Soon it was time for the press conference, with Armstrong, who did not look familiar to Cancer Bitch--he reminded her of a Ken doll with pale lips--, Elizabeth Edwards, telethon producer and survivor Laura Ziskin, and on either side, two cancer doctors. The three in the middle explained that Stand Up was funding research not just to the usual suspects, but to innovative scientists, and to researchers working in dream teams across disciplines to apply their research quickly to treatment. The American Association for Cancer Research will administer the funds. Amid all the softball questions, Cancer Bitch asked (moderately articulately, and feeling like a Trotskyite at a democratic left conference; the Trots are notorious for asking long questions that are really policy statements) about research on the environment and cancer, and what about the use of plastics in stadiums? Ziskin said that all baseball stadiums were going through a "greening process," working with the Natural Resources Defense Council. She said Stand Up chose Cellular for the taping of the opener of the telethon because Sox owner Jerry Reinsdorf was an early backer of the program and brought Baseball Commissioner Bud Selig on board.

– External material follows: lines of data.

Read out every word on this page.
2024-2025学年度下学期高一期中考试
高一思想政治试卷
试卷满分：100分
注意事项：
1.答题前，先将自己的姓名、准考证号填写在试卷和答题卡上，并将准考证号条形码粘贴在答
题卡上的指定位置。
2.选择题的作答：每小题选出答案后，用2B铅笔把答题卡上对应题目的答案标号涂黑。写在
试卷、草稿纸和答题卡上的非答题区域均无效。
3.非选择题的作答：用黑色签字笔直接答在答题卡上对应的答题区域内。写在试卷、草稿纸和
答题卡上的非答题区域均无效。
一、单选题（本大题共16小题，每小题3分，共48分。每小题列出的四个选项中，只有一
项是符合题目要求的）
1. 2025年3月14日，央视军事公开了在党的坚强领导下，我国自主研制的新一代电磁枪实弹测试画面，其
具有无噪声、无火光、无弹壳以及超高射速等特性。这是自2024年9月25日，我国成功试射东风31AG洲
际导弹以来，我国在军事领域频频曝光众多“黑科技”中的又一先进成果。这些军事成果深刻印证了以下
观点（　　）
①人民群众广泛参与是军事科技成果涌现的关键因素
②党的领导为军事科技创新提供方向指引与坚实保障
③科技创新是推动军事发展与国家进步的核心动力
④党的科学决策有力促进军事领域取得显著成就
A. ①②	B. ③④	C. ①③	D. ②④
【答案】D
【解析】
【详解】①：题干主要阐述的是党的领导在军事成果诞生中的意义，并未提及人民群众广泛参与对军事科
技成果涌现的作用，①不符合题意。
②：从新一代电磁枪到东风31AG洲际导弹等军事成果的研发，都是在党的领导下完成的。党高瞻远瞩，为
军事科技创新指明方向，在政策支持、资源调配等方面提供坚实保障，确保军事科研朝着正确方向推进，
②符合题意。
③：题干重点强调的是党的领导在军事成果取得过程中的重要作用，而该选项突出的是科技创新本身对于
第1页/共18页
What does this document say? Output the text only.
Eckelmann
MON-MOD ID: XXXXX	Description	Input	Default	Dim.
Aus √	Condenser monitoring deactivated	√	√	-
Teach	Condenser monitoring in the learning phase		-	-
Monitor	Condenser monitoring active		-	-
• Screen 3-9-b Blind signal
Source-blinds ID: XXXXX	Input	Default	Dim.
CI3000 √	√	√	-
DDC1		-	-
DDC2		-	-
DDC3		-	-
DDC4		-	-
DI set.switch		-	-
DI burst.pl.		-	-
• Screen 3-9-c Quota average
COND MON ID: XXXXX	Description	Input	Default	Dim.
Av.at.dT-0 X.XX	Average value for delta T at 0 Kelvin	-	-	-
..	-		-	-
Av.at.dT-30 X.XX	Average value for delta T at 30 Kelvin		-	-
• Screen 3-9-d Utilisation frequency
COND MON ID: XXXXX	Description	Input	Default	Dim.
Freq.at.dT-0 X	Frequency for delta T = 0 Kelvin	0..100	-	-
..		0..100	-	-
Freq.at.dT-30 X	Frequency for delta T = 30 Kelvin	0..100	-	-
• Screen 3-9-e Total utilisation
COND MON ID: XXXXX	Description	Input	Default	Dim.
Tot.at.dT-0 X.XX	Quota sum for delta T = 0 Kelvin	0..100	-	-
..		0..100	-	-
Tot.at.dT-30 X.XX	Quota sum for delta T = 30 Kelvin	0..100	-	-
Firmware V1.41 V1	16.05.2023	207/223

Cancer Bitch left before the seventh inning, during which another short program was planned, which would urge fans to text on the phones in order to donate $5 to Stand Up. (Do good without even moving from your seat! Hey vendor, another one with mustard!)

Stand Up has produced an oversized post card featuring a photo of a Cincinnati Reds star (Ken Griffey, Jr. Stands Up to Cancer. What does that mean?) and the words: We have the technology. The brilliance. What we need is you. As if the reader of the post card was water and technology and brilliance were the powder. Doesn't technology + brilliance imply that we have the cure? That it's around there somewhere, misplaced in a lab underneath a dusty beaker, hidden by government red-tape and obscured by turf battles--and all we need are citizens to roust it out? On the back of the post card: Cancer finds us in our neighborhoods and our cities. Our countrysides and our schools. But it's a disease we need to seek out and destroy. It doesn't take a Susan Sontag to see that Stand Up has taken up the language of anti-terrorism. Those with long memories may think, also, of McCarthyism, which warned us that Communism, in the form of teachers' unions, had infiltrated our schools, and in the form of liberals, poisoned our Congress and neighborhood associations. Stand Up to Cancer doesn't investigate which neighborhoods are more likely to harbor cancer, either due to neighborhood gullibility (This waste dump won't hurt you.) or environmental racism, or both, or which schools, due to lead chips or asbestos or other products of homo faber. But, to be fair, there's an op-ed on its site by Devra Davis, about cancer and toxins. Davis directs the Center for Environmental Oncology at the University of Pittsburgh Cancer Institute and author of the recent Secret History of the War on Cancer.

So, Cancer Bitch, what's wrong with cancer researchers getting money? Today she had a brief appointment with a physician's assistant at Fancy Hospital. He removed the drain sticking out of the lipoma incision and she asked if he'd heard of Stand Up. He said he'd seen something on TV about it. She said it was supposed to form the "dream teams" of researchers working together. As opposed to what? he asked.

Last night CB dreamed of her friend A, whom she hasn't seen in years. A had a sweet round face, blond hair and blue eyes, a soft voice, and investigative reporting that brought down a big-city mayor. Cancer Bitch dreamed that they were interviewing Elizabeth Edwards and that A asked her about her spinal fluid, and Edwards said that it helped when people rubbed it, and there was her spinal fluid in a plastic tub, and CB felt some empathy and got a lump in her throat. And then she woke up.